- W imię przyszłości musimy zapomnieć o urazach z przeszłości - powiedział Cyryl. Zwrócił uwagę, że narody Polski i Rosji muszą być razem, szczególnie teraz, gdy - jak powiedział - "nasze wspólne chrześcijańskie fundamenty są zagrożone i podważane są normy moralności".
Choć Cyryl, jeszcze jako metropolita smoleński, odwiedzał Polskę, rozpoczęta dziś wizyta jest pierwszą w historii, jeśli chodzi o patriarchę Moskwy i całej Rusi.
To pierwsza we współczesnej Polsce wizyta zwierzchnika rosyjskiego Kościoła prawosławnego w polskiej katedrze prawosławnej. Gościa z Moskwy w murach świątyni powitali polscy dostojnicy cerkiewni. W świątyni zgromadzili się liczni wierni.
Cyryl przyjechał na zaproszenie Polskiego Autokefalicznego Kościoła Prawosławnego, ale jego wizyta uznawana jest jako krok do zbliżenia z Kościołem katolickim, i to nie tylko w Polsce.

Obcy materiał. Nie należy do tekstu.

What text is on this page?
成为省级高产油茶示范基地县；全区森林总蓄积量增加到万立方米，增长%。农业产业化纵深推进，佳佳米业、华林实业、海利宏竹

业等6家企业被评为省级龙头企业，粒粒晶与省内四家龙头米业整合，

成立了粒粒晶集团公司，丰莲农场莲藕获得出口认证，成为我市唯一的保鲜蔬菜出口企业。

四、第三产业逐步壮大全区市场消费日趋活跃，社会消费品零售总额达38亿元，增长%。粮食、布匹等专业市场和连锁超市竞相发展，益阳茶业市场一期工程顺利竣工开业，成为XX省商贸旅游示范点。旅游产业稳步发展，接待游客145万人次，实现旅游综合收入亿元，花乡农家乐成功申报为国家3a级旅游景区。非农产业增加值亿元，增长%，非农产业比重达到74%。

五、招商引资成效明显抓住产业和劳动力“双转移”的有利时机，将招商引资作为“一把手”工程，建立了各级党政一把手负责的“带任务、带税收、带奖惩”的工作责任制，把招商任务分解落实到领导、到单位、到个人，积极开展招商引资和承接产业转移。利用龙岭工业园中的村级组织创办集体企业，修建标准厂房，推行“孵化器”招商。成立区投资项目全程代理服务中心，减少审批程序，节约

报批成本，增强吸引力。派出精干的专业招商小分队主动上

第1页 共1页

Patriarsze towarzyszą m.in. metropolita wołokołamski Hilarion (Ałfiejew), który kieruje w patriarchacie moskiewskim wydziałem zewnętrznych kontaktów kościelnych, oraz jego zastępca ihumen Filip (Riabych).
Tusk: Cieszę się z patronatu prezydenta
Według premiera Donalda Tuska, wizyta patriarchy Cyryla "to jest kolejny krok na tej bardzo trudnej drodze do pojednania". - Uważam, że dobry i bardzo się cieszę, że prezydent wziął na siebie trudny i odpowiedzialny polityczny patronat nad tym przedsięwzięciem - powiedział Tusk.
Na Zamku Królewskim w Warszawie zostanie jutro podpisany pierwszy w historii wspólny dokument Kościołów: katolickiego w Polsce i prawosławnego w Rosji z przesłaniem do narodów Polski i Rosji. W dokumencie tym zawarte zostało wezwanie do pojednania obu narodów i przebaczenia wzajemnych win.